A.E. van Vogt The Universe Maker (1953)
I suspect there may be a sort of physics of second hand books if A.E. van Vogt is anything to go by. Of the twenty or so van Vogt titles I now have on my shelves - all picked up from second hand places - the most memorable titles all seem to have appeared amongst the first ten or so that I came across. It could be that I've simply grown tired of his weird, inscrutable exercises in rambling surrealism, I suppose, although I prefer the theory that his better works are the ones which tended to sell well, and so eventually found their way to branches of Oxfam, Half Price or wherever in the greatest numbers; so when I now encounter a van Vogt title I've not read, the likelihood is that it will be one of the lesser works. That's my theory anyway.
The Universe Maker begins with the sort of dynamic thrust that promises something at least as good as The Mind Cage or The Weapon Makers, and our man is clearly on top form with his characteristically dense and hypnotically angular prose:
Peering out through the glass, Cargill had the initial impression that he was looking onto a well-kept park. The impression changed. For through the lattice work of the shrubbery he could see a street. It was the kind of street men dream about in moments of magical imagination. It wound through tall trees, among palms and fruit trees. It had shop windows fronting oddly shaped buildings that nestled among the greenery. Hidden lights spread a mellow brightness into the curves and corners. The afternoon had become quite dark and every window glowed as from some inner warmth. He had a tantalising vision of interiors that were different from anything he had ever seen.
All this came from only a glimpse as viewed through the lattice work of a rose arbour. Cargill drew back, trembling. He had had his first look at a city of hundreds of years in the future.
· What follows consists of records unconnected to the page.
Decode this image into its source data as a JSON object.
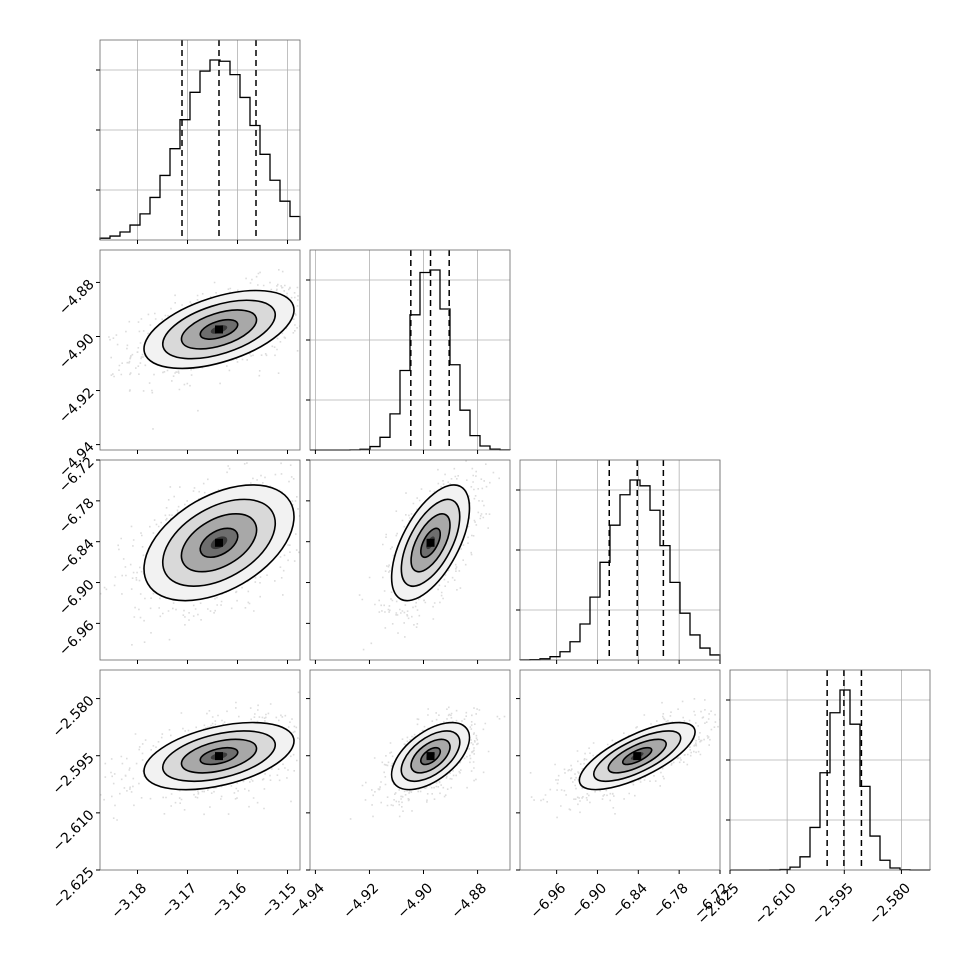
{
  "chart_data": {
    "type": "corner",
    "title": "",
    "parameters": [
      {
        "mean": -3.1637,
        "sigma": 0.0075,
        "quantiles": [
          -3.1711,
          -3.1637,
          -3.1563
        ],
        "range": [
          -3.1875,
          -3.1475
        ],
        "ticks": [
          -3.18,
          -3.17,
          -3.16,
          -3.15
        ],
        "tick_labels": [
          "−3.18",
          "−3.17",
          "−3.16",
          "−3.15"
        ]
      },
      {
        "mean": -4.8974,
        "sigma": 0.0072,
        "quantiles": [
          -4.9047,
          -4.8974,
          -4.8905
        ],
        "range": [
          -4.942,
          -4.868
        ],
        "ticks": [
          -4.94,
          -4.92,
          -4.9,
          -4.88
        ],
        "tick_labels": [
          "−4.94",
          "−4.92",
          "−4.90",
          "−4.88"
        ]
      },
      {
        "mean": -6.8416,
        "sigma": 0.0425,
        "quantiles": [
          -6.8827,
          -6.8416,
          -6.8032
        ],
        "range": [
          -7.0138,
          -6.72
        ],
        "ticks": [
          -6.96,
          -6.9,
          -6.84,
          -6.78,
          -6.72
        ],
        "tick_labels": [
          "−6.96",
          "−6.90",
          "−6.84",
          "−6.78",
          "−6.72"
        ]
      },
      {
        "mean": -2.5951,
        "sigma": 0.0044,
        "quantiles": [
          -2.5995,
          -2.5951,
          -2.5905
        ],
        "range": [
          -2.625,
          -2.5725
        ],
        "ticks": [
          -2.625,
          -2.61,
          -2.595,
          -2.58
        ],
        "tick_labels": [
          "−2.625",
          "−2.610",
          "−2.595",
          "−2.580"
        ]
      }
    ],
    "correlations": [
      [
        1.0,
        0.5,
        0.45,
        0.45
      ],
      [
        0.5,
        1.0,
        0.6,
        0.55
      ],
      [
        0.45,
        0.6,
        1.0,
        0.72
      ],
      [
        0.45,
        0.55,
        0.72,
        1.0
      ]
    ],
    "histogram_bins": 20,
    "contour_levels_sigma": [
      0.5,
      1.0,
      1.5,
      2.0
    ],
    "quantile_lines": "dashed",
    "grid": true,
    "scatter_color": "#9a9a9a",
    "line_color": "#000000"
  }
}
It was an exhilarating experience.
Unfortunately it develops into a fairly bewildering experience as once again van Vogt spins a peculiar yarn which veers off in random directions, concentrating all the while on the direct subjective experience of the main character and so leaving certain crucial developments open to the reader's interpretation. It's a story told as though through just one half of a conversation, which unfortunately suffers from van Vogt's typically oblique narrative. Although given the subject, there probably wasn't any other way of telling it.
The story takes Morton Cargill, a war veteran, into his own remote future to be executed so as to heal a sort of inherited psychic wound inhabiting the descendent of a girl he accidentally killed in a car accident back during his lifetime, except he didn't actually kill her after all, and he himself becomes the future Shadow leader demanding his own execution; or something like that. The narrative also takes in a civil war between the ground and those who have chosen to live in the sky, and the Shadows from an even more distant future. Fuck knows what's going on.
Curiously, the theme of the novel would appear to relate to what I suspect may be van Vogt's own peculiar cosmology, a universe in which matter is a minor property of energy, and we can inherit psychological damage suffered by our ancestors. I say van Vogt's own, but I suppose some of it may come from Korzybski's general semantics, or from Dianetics with which he was very much involved at the time, and certainly the descendants of Marie Chanette suffering from the trauma of the accident which killed her seems reminiscent of Hubbard's engrams. There appears to be a lot more to it than can be summarised in a single paragraph, and unfortunately with van Vogt being van Vogt, it's quite difficult to pick out a succinct quotation to illustrate what I think he's talking about. There's also the further difficulty of atmospheric effect being pretty much indivisible from meaning in the van Vogtian narrative.
What this amounts to is a novel which feels quite profound, potentially A.E. van Vogt's own VALIS or similar, but which is quite difficult to follow; although on the positive side, it's also very short so the confusion doesn't have time to become annoying.
I think this means that The Universe Maker is good, and it certainly suggests it may be worth my taking another shot at it once my brain has recovered.